Shay: Lily, let’s say the Serenity Prayer together, okay?
Shay: Okay. God …
Lily: God …
Shay: Grant me the serenity, can you say it with mama? God, grant me the serenity to accept the things I cannot change, the courage to change the things I can and the wisdom to know the difference. Amen. You’re a little shy today?
Speaker: Do you know that your mommy is sober?
Speaker: What does that mean to you?
Lily: I love you mom.
Shay: Why would you say that?
Lily: I love my mom.
Shay: Being a sober mom is actually pretty fantastic. It makes it a little more difficult to get to meetings, but I’ve been able to find a couple of meetings that we really enjoy that have child care, so when I’m in the meeting, then Lily gets to go play with her friends and she can check in with me if she needs to, so that’s kind of what we do as far as that goes. I have a lot of mommy and sobriety friends and stuff like that. There’s even where I live, there’s even a speaker meeting that kids can on their time can go to, so she likes to play with the kids during the meeting.
I think my bottom was putting my child in danger and I had one night where my body, like I had a seizure basically and I was by myself and I was very scared and I was wondering if my child was going to have a mom. My life today is that I have a lot of friends. I have a wonderful boyfriend. Lily has tons of friends. She goes to school. She’s happy. She feels complete. We have great family relations and I have a wonderful relationship with my higher power and we have a lot of fun today. I think that’s a big part of it too is that that year that I was struggling the most, I felt so dark and I hadn’t had a horrible life. I actually was a pretty happy person for most of my life and did a lot of fun things.
That year, that one year especially was so dark and just sort of dismal and I felt very alone and there’s nothing, I never feel alone now. Every once in a while I want to feel alone because there’s so much action, there’s so much going on and we have so much fun. My daughter has an amazing life. We’re living too of a great lives on this planet right now. We’re very extremely blessed and lucky to be living in this much love that’s why we’re loving it.

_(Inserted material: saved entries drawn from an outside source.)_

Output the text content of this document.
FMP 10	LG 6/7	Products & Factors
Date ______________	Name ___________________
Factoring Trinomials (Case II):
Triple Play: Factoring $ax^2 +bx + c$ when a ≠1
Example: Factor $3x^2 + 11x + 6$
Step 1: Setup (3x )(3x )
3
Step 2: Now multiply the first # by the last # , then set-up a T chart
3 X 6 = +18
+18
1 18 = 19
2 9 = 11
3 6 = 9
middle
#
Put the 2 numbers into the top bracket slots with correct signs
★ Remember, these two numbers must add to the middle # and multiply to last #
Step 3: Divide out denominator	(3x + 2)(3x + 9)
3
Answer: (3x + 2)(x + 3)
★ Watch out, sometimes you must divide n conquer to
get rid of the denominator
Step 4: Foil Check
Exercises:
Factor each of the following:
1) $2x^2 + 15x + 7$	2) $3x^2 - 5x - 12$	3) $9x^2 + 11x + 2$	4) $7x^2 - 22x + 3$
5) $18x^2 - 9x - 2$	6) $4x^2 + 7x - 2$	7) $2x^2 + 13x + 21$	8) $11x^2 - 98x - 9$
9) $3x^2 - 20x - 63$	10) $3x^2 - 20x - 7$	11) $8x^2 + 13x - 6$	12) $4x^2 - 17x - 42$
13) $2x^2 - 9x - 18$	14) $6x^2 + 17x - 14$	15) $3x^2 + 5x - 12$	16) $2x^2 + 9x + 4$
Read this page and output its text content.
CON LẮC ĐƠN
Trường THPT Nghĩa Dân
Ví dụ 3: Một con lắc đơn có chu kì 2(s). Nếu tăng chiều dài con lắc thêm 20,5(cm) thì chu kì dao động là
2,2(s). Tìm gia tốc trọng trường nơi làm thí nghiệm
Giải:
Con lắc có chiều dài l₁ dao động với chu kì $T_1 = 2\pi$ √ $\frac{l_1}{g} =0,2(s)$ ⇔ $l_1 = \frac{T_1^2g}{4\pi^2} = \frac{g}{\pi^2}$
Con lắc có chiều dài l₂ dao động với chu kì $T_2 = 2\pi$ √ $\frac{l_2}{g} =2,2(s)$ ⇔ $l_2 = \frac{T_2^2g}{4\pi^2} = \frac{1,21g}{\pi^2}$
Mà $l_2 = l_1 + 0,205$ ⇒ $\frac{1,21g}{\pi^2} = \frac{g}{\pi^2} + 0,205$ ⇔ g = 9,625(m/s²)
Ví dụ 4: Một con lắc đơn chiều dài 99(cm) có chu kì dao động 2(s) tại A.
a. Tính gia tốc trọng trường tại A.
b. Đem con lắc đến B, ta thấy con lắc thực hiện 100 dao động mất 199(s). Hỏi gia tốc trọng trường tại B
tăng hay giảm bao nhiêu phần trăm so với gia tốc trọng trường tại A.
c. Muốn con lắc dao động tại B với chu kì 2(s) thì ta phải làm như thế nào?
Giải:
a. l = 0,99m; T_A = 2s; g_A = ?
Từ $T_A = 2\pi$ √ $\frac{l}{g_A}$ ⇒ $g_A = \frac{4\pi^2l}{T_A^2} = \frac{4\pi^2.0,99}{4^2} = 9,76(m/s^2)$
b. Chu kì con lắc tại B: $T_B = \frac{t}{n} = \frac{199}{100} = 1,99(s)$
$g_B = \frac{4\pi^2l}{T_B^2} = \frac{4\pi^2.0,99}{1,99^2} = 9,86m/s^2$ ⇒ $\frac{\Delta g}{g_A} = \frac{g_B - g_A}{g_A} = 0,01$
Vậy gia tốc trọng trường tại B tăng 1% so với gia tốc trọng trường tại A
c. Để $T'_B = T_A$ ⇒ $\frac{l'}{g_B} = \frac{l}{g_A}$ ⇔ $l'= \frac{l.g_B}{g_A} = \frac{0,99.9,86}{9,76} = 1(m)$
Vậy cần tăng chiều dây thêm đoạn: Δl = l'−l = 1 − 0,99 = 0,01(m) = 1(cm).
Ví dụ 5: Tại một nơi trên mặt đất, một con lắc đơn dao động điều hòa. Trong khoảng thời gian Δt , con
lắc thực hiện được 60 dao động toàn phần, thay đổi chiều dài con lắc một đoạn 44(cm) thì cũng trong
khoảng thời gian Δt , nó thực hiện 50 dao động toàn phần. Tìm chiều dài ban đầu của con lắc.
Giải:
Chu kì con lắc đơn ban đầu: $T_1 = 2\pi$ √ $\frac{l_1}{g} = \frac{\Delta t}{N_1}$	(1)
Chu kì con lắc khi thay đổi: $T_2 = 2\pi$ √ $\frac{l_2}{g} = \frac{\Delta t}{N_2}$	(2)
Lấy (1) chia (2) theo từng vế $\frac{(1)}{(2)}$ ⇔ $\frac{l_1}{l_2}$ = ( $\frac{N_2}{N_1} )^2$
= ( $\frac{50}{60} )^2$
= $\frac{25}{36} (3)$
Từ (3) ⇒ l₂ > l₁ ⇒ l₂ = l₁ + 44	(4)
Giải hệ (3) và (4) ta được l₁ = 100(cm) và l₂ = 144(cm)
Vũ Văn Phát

If I had to tell something to anybody struggling with an addiction, to alcohol or anything that’s in the way would be to do something crazy. Do something crazy like change your whole life and go to treatment. Do something that’s big. Do something that’s bigger than you are because that’s what it felt like for me. It felt like, okay, I’m going to give up every little bit of security and my job, my relationship which wasn’t so great anyway and all of these things. To go ahead and be sober and to live a different life and I’m so glad I did that. It’s made me open to challenges in my own life now because what can you lose when you’re going to get sober. If you’re going to get sober, it’s worth giving up anything that seems like you can’t give it up because you can. I’m a living proof of that. You can walk through anything and just go for it. What do you have to lose?